- Flag Coat of arms
- Location of the municipality and town of Altamira, Huila in the Córdoba Department of Colombia.
- Country: Colombia
- Department: Huila Department
- Founded: October 18, 1855

Government
- • Mayor: Efraín Calderón Londoño

Area
- • Municipality and town: 188.18 km^{2} (72.66 sq mi)
- Elevation: 1,080 m (3,540 ft)

Population (2015)
- • Municipality and town: 4,293
- • Density: 188.18/km^{2} (487.4/sq mi)
- • Urban: 2,901
- Time zone: UTC-5 (Colombia Standard Time)

= Altamira, Huila =

Altamira is a town and municipality in the Huila Department, Colombia.

Altamira is a small pueblo in the department Huila, with a population around 2,416. Its geographical coordinates are 2° 3' 46" North, 75° 47' 14" West. It is about an 8-hour bus trip south of Bogota.
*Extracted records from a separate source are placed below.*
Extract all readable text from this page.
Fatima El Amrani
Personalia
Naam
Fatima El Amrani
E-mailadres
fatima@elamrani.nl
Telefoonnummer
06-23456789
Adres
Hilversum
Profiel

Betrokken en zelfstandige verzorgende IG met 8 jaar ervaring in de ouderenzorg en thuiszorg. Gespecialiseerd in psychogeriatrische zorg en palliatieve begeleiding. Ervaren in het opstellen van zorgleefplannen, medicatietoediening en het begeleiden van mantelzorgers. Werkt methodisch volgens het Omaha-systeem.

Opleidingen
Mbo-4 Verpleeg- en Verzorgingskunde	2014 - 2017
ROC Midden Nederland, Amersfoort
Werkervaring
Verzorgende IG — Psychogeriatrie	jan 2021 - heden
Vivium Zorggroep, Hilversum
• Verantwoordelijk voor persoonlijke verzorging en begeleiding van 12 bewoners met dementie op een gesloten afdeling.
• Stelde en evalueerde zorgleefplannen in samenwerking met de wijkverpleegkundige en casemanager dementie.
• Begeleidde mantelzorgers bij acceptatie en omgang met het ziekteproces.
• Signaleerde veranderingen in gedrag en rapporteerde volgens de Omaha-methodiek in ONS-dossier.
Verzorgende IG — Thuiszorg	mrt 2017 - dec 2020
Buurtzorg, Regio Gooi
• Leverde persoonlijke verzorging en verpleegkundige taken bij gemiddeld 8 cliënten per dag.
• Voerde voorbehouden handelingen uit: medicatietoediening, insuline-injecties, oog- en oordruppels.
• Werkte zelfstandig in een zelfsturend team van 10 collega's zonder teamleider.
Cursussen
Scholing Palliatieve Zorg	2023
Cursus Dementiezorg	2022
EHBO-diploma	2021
The largest city in Huila and its capital is Neiva, which is 89 miles north, with a population of about 370,000. The highway is two lane and paved. It is located in the Eastern Range of the Andes Mountains at about 3,540 feet elevation. The Central Range of the Andes converges in this part of the country so the mountains of that range can be seen just north of the town. On a very clear day when there are no high altitude clouds obscuring the view, the volcano Nevado de Huila can be seen to the north. At 5365 m (17601 ft) tall, it is the highest volcano in the country and is permanently snow covered with a glacier and it stands out well on a clear day even though it is about 50 miles north of Altamira.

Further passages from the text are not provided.